Personal information
- Full name: Zaur Eduardovich Tedeyev
- Date of birth: 18 September 1981 (age 44)
- Place of birth: Ordzhonikidze, Russian SFSR
- Height: 1.79 m (5 ft 10+1⁄2 in)
- Position: Midfielder

Senior career*
- Years: Team / Apps / (Gls)
- 1997: Alania-d Vladikavkaz / 15 / (0)
- 1998: Alania-2 Vladikavkaz / 24 / (2)
- 1999–2003: Alania Vladikavkaz / 1 / (0)
- 2004–2005: Avtodor Vladikavkaz / 27 / (1)

Managerial career
- 2008: Avtodor Vladikavkaz
- 2010–2012: FAYUR Beslan
- 2012–2014: Alania-d Vladikavkaz
- 2014: Atyrau (assistant)
- 2015–2016: Alania Vladikavkaz
- 2019–2021: Rostov (U19)
- 2021: Rostov (caretaker)
- 2021–2022: Rostov (assistant)
- 2022: Rostov (U19)
- 2022–2023: Alania Vladikavkaz
- 2023–2026: Akron Tolyatti

= Zaur Tedeyev =

Russian footballer and coach

Zaur Eduardovich Tedeyev (Заур Эдуардович Тедеев; born 18 September 1981) is a Russian professional football coach and a former player.

==Playing career==
As a player, he made his debut in the Russian Premier League in 1999 for Alania Vladikavkaz.

==Coaching career==
On 25 September 2021, he was appointed caretaker manager of Rostov. On 26 October 2021, Vitaly Kafanov was appointed as Rostov's manager, and Tedeyev was appointed as Kafanov's assistant. Rostov won 2 out of 4 games under Tedeyev's management.

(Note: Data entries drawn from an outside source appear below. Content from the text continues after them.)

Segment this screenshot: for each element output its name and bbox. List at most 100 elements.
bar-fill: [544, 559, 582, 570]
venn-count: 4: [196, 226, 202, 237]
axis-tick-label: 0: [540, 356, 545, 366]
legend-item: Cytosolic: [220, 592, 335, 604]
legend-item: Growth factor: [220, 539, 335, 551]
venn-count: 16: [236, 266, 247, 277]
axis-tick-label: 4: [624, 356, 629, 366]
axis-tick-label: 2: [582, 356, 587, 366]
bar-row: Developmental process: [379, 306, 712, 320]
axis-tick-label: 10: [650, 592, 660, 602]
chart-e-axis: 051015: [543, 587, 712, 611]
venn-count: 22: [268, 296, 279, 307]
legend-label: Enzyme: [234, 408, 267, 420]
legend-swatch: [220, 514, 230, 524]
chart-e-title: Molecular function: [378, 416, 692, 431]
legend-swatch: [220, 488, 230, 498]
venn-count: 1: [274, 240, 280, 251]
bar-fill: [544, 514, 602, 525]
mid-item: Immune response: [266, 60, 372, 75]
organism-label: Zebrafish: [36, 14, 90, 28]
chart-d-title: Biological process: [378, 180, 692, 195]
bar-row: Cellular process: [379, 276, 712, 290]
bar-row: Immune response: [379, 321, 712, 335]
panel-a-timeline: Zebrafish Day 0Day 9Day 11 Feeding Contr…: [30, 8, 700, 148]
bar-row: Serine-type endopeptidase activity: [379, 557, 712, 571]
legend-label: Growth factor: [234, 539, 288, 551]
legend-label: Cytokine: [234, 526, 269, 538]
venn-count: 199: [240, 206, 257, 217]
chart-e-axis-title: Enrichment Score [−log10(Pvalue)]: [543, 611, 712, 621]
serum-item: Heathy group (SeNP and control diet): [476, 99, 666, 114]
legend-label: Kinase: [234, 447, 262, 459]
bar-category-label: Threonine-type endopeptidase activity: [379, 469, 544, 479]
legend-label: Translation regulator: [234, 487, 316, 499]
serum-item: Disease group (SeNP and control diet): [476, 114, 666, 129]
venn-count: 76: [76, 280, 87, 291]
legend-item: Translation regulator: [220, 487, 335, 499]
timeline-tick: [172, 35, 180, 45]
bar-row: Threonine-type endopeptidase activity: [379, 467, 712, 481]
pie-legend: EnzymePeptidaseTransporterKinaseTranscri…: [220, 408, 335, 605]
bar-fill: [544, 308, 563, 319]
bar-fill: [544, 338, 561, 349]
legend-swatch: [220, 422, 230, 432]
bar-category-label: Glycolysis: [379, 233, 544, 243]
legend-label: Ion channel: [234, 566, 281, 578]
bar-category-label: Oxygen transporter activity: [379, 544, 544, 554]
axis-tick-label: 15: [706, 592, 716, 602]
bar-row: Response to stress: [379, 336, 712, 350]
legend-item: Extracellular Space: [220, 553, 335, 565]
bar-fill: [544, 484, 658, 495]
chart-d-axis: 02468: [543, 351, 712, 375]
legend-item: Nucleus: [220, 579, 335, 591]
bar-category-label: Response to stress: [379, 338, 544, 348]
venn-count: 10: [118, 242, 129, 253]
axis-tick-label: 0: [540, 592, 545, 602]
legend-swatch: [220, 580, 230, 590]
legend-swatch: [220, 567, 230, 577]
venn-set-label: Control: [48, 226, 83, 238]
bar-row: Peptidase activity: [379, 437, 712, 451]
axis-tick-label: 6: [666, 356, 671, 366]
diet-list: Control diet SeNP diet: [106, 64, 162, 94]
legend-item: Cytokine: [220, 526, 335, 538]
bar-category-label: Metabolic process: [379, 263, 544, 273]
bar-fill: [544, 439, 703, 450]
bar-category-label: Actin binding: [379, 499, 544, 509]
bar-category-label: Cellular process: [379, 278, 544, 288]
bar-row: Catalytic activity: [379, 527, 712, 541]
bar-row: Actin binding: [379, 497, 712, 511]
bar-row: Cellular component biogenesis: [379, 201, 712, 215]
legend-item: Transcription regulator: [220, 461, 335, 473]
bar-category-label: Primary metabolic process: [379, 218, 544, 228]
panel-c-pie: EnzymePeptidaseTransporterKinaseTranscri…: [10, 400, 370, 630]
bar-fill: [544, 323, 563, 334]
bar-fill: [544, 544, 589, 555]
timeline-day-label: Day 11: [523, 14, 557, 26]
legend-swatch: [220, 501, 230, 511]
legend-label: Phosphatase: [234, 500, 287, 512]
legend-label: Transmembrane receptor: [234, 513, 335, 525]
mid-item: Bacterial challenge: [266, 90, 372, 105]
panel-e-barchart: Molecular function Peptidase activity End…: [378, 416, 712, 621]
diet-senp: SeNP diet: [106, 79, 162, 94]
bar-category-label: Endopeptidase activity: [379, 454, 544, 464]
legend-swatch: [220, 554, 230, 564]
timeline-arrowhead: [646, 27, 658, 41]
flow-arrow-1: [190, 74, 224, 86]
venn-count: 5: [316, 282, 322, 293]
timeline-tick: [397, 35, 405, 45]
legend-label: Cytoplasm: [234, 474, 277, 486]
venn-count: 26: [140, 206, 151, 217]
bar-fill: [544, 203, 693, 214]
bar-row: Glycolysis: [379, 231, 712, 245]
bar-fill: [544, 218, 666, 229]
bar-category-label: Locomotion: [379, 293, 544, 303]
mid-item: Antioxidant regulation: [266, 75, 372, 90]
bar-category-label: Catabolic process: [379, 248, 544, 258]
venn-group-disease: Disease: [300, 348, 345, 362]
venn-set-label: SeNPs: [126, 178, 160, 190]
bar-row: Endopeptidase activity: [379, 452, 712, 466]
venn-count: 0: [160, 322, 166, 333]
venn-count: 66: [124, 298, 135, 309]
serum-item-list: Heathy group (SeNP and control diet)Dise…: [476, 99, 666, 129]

In the 2023–24 season, Tedeyev led Akron Tolyatti to the Russian Premier League promotion for the first time in club's history. Tedeyev was dismissed by Akron on 17 May 2026 after the end of the RPL regular season, as Akron finished 13th and qualified for relegation play-offs, but before the play-offs were played.